The docking scores for the two mutants (E121K: -372.37, E121R: -315.40) are both far superior to the wild-type (-287.67). This validates our core design principle. By replacing the electrostatically repulsive glutamic acid (E) in the wild-type with a positively charged lysine (K) or arginine (R), we successfully created a strong electrostatic attraction (salt bridge), thereby significantly enhancing the theoretical binding affinity between α-lactalbumin and trypsin. In the static model, E121K demonstrates the optimal binding energy.

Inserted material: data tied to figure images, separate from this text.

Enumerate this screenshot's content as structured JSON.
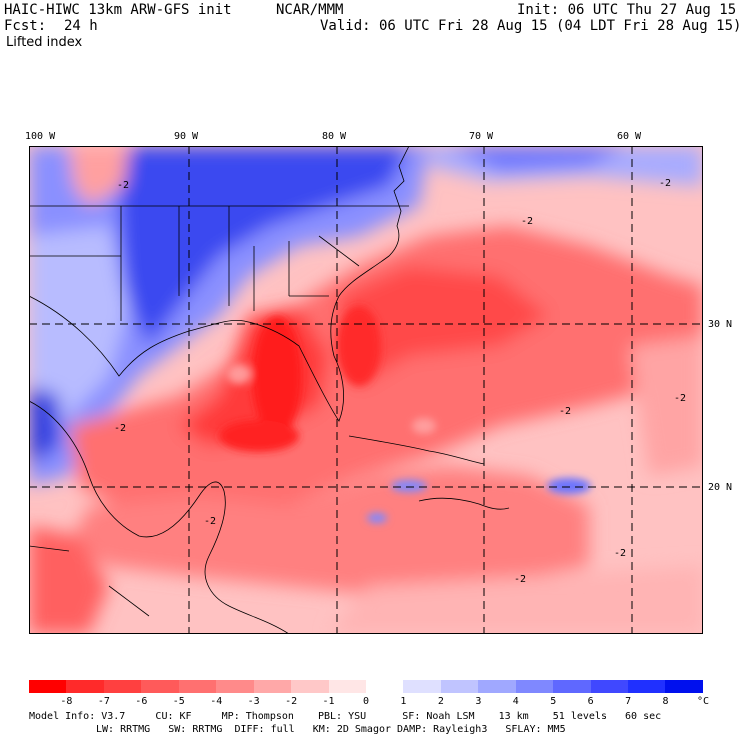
{
  "header": {
    "model": "HAIC-HIWC 13km ARW-GFS init",
    "org": "NCAR/MMM",
    "fcst_label": "Fcst:",
    "fcst_value": "24 h",
    "init": "Init: 06 UTC Thu 27 Aug 15",
    "valid": "Valid: 06 UTC Fri 28 Aug 15 (04 LDT Fri 28 Aug 15)",
    "field": "Lifted index"
  },
  "map": {
    "lon_labels": [
      "100 W",
      "90 W",
      "80 W",
      "70 W",
      "60 W"
    ],
    "lat_labels": [
      "30 N",
      "20 N"
    ],
    "contour_label": "-2"
  },
  "colorbar": {
    "ticks": [
      "-8",
      "-7",
      "-6",
      "-5",
      "-4",
      "-3",
      "-2",
      "-1",
      "0",
      "1",
      "2",
      "3",
      "4",
      "5",
      "6",
      "7",
      "8"
    ],
    "unit": "°C",
    "colors": [
      "#ff0000",
      "#ff2a2a",
      "#ff4040",
      "#ff5a5a",
      "#ff7070",
      "#ff8a8a",
      "#ffa8a8",
      "#ffc8c8",
      "#ffe6e6",
      "#ffffff",
      "#dfe0ff",
      "#c0c4ff",
      "#a0a8ff",
      "#7f88ff",
      "#5f68ff",
      "#4048ff",
      "#2030ff",
      "#0010ee"
    ]
  },
  "model_info": {
    "line1": "Model Info: V3.7     CU: KF     MP: Thompson    PBL: YSU      SF: Noah LSM    13 km    51 levels   60 sec",
    "line2": "LW: RRTMG   SW: RRTMG  DIFF: full   KM: 2D Smagor DAMP: Rayleigh3   SFLAY: MM5"
  }
}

The number of hydrogen bonds formed at the binding interface by E121K (12) and E121R (11) is significantly greater than the 7 formed by the wild-type. This is a direct reflection of the enhanced binding affinity at the atomic level. The stronger electrostatic attraction pulls the two proteins closer together in a more well-matched pose, promoting the formation of a more extensive and stable hydrogen bond network at the interface. This provides a solid physical basis for the stability of the complex.
The ligand RMSD values for both mutants (E121K: 0.22 nm, E121R: 0.25 nm) are markedly lower than that of the wild-type (0.35 nm). This indicates that trypsin "wobbles" less in the binding pockets of the mutants, resulting in a more stable pose.
The average catalytic distance for the wild-type (5.8 Å) is outside the ideal range for catalysis. In contrast, both mutants successfully optimized this distance to fall within the perfect catalytic range (E121K: 3.5 Å, E121R: 3.7 Å). This precisely positions the catalytic site for highly efficient cleavage. This suggests that the actual enzymatic cleavage rates of these two mutants will be higher than that of the wild-type.